Cependant, leur chef-d’œuvre de passeurs exigeants, investis dans les textes mais un brin décalés, furent bien, pour Arte : Corpus Christi (1998, douze épisodes), L’Origine du christianisme (2003, dix épisodes) et L’Apocalypse (2008, douze épisodes – nous en avions à l'époque rendu compte dans Mediapart, cf. « Lire aussi »).
Une telle approche, à même d’élargir le cercle des initiés comme la nature des questionnements, avait suscité quelques résistances. Pinaillage amer d’un ou deux savants isolés dans leur tour d’ivoire, contre une forme de partage culturel qui les dépossède de leur aura de Pythie des grimoires. Rage, surtout, des traditionalistes de tout poil, qu’insupporte une telle promotion de l’histoire critique osant considérer le sacré tel un champ de fouilles propice à l’archéologie du savoir. « ¡No pasarán! », semblèrent alors glapir les héritiers du franquisme et de la pensée fascisante, prompts à monter au créneau contre Mordillat et Prieur traités en démolisseurs sataniques, ainsi qu'en témoigne cet entretien mené par l’ancien pilier de Saint-Nicolas-du-Chardonnet Guillaume de Tanouärm.
Or voici que notre attelage d’exégètes cathodiques, toujours pour la chaîne culturelle européenne, se tourne vers le Coran. Le contextualiser, le dégager du littéralisme. Après avoir été traités de blasphémateurs sacrilèges par des lefebvristes bouillonnants, le duo subira-t-il quelque fatwa d’islamistes de service, tant semble résonner sur la planète un fâcheux mot d’ordre : intégristes de tous les pays, unissez-vous ?!...

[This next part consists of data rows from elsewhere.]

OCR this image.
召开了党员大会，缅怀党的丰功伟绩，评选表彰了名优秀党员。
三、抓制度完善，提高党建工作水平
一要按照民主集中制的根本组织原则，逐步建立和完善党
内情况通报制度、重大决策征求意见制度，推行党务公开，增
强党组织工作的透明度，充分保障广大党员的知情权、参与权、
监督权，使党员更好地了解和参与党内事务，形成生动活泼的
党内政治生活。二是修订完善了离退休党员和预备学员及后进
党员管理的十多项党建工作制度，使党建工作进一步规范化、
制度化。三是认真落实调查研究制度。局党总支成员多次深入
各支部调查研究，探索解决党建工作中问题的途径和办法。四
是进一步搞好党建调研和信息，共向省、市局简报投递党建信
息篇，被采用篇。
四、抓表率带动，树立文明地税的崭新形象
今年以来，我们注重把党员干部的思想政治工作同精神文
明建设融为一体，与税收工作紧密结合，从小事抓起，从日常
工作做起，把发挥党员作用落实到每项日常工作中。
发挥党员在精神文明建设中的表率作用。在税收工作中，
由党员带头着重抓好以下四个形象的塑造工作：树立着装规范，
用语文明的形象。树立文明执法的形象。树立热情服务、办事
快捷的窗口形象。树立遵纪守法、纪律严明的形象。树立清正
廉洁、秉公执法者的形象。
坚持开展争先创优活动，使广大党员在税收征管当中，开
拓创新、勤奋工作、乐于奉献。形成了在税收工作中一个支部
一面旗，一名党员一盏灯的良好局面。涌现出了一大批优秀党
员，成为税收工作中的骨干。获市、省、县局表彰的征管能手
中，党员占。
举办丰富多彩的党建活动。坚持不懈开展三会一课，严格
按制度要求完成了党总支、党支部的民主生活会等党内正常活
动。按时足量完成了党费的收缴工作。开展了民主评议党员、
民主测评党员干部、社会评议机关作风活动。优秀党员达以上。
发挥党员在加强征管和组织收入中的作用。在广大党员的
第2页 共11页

Cette fois encore les furieux devraient demeurer ultra minoritaires et en être pour leurs frais, tant la forme et le fond allient rigueur et audace, au service d’un questionnement du Coran aux allures d’un thriller parcouru de frissons herméneutiques. Il y a vingt-six spécialistes (dont quatre femmes), de Al-Azmeh (Aziz) à Zellentin (Holger) – voir ici leur visage accompagné d’une brève présentation. Ils sont filmés dans des espaces clos similaires sans pour autant, comme en certains documentaires britanniques, sembler prisonniers d’un décor trop conforme : chacun garde sa personnalité, son profil, ses postures, sa gestuelle voire sa patte d’enfer. Au point de former une distribution, sinon une troupe, et de pousser le téléspectateur à se choisir des « acteurs » principaux dont il attend le retour à l’écran – notre tiercé gagnant : Dominique Cerbelaud de l’abbaye dominicaine Notre-Dame de Boscodon dans les Hautes-Alpes, Emran El-Badawi de l’université de Houston et Shawkat Toorawa de l’université Cornell.
Les auteurs n’ont pas voulu nous livrer leur préférence. Ils préfèrent insister sur le propos de l’un des savants interrogés, Mohammad Ali Amir-Moezzi (École pratique des hautes études), auteur notamment du Dictionnaire du Coran, qui affirma, lors d’une avant-première à la BNF, qu’il s’agit bien là d’un « travail de salubrité publique ». Gérard Mordillat et Jérôme Prieur confient à Mediapart : « Que dire de plus ? Les chercheurs de tradition musulmane qui ont accepté de travailler avec nous ont compris que nous menions le même combat qu'eux pour remettre de l'intelligence, de la critique, du doute là où les fondamentalistes n'ont que simplismes et slogans à imposer. »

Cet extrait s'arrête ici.